Monica Bertini – Con quei nove punti siete a quota 41, e pensare che proprio contro il Bologna, la sua ex squadra, potrebbe arrivare la matematica salvezza. Che cosa priva nell’affrontare il club che l’ha visto protagonista lo scorso anno?
“Altre volte mi hanno fatto questa domanda. Io sono abituato a guardare avanti, perché voglio dimenticare quello che è successo, al di là che adesso ho solo il Parma nella testa e quello che voglio fare è raggiungere questo traguardo il prima possibile. Quindi c’è una gara importante, che ha tre punti in palio, e la devo affrontare come se fosse una gara normale, perché altrimenti, se ti fai prendere da altre cose, sbagli. Quindi affrontiamo questa partita concentrati, perché è quello che dobbiamo fare”.
Giuseppe Milano – Tante volte, durante Bar sport, la nostra trasmissione qui su Tv Parma, abbiamo lodato questo 4 4 2, dicendo: la semplicità premia. E’ stata davvero la semplicità a far rilassare il gruppo? Quale è stata la chiave – naturalmente al di là della sua bravura e quella dei giocatori, perché questo è un gruppo importante – principale per fare cambiare rotta a questo Parma?
“Innanzitutto la disponibilità. Ho trovato disponibilità nei giocatori, consapevoli del problema che si era venuto a creare e avevano voglia di uscirne. Io ho qualche anno in più, un po’ di esperienza, ognuno mette del suo: io ho messo quello che negli ultimi anni avevo messo anche in altre squadre, e fino a questo momento i fatti ci danno ragione. Collaborazione. Responsabilizzazione da parte di tutti, io per primo. Quando è così se ci sono dei valori vengono fuori”.

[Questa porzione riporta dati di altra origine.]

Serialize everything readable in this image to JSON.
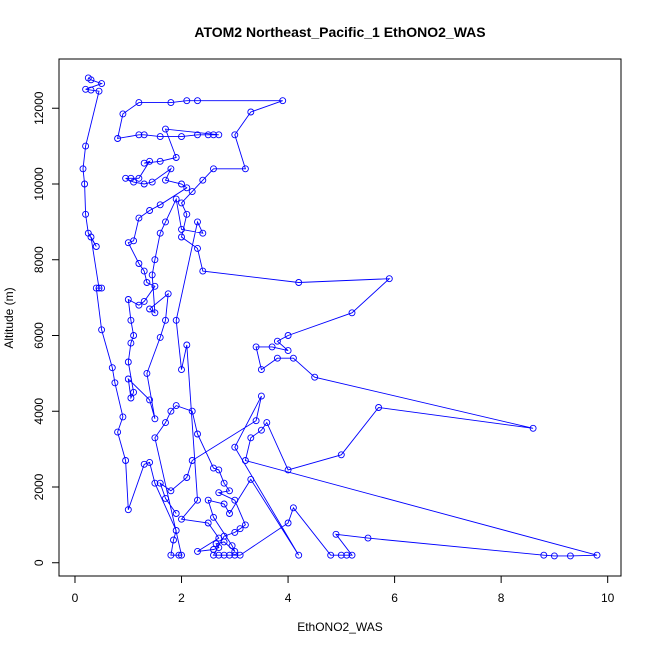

Gian Franco Bellé – Mister buonasera, mi chiamo Bellé. Tu hai assunto questa squadra a sette giornate dalla fine, con un Parma in una posizione disperata, a due punti dalla B e con un contratto in mano ancora per un anno, quello successivo. In tutta sincerità, che cosa ti ha spinto ad accettare l’offerta del Parma? Uno stato di incoscienza? Una voglia di panchina? Un eccesso di ottimismo?
“La stessa cosa che mi ha fatto prendere l’Avellino ultimo, l’Ascoli ultimo, il Bologna terzultimo. Intanto se aspetto la Juve, l’Inter e il Milan posso aspettare una vita, e allora dal momento che mi è capitato il Parma, che è una squadra di provincia, ma una provincia di qualità, l’ho accettato subito, perché è giusto così, anche se non ci ho guadagnato, non ci ho rimesso: ho semplicemente rimesso in gioco la mia professione, il mio saper fare l’allenatore. Il fatto di dover sempre dimostrare fa parte del mio lavoro: è quello che cerco di trasmettere anche ai giocatori: un giocatore che si adagia su una partita o due o su un risultato e un’annata bella, sbaglia ed è la stessa cosa per un allenatore”.
Gian Franco Bellé – Si, però, sette giornate e Monica prima ti ha elencato le partite che ti aspettavano: non era un calendario in discesa. Una certa forma di incoscienza e di audacia c’era in questa scelta…
“C’era una chance di salvezza e la volevo cogliere, perché solamente così posso aspirare a qualcosa in più, altrimenti si rimane sempre indietro e non va bene”.
Sandro Piovani – Senti Franco, sono Sandro Piovani. Ma per il Parma dell’anno prossimo cosa manca?
“Mancano tre partite…”
Giuseppe Milano – Troppo facile questa risposta…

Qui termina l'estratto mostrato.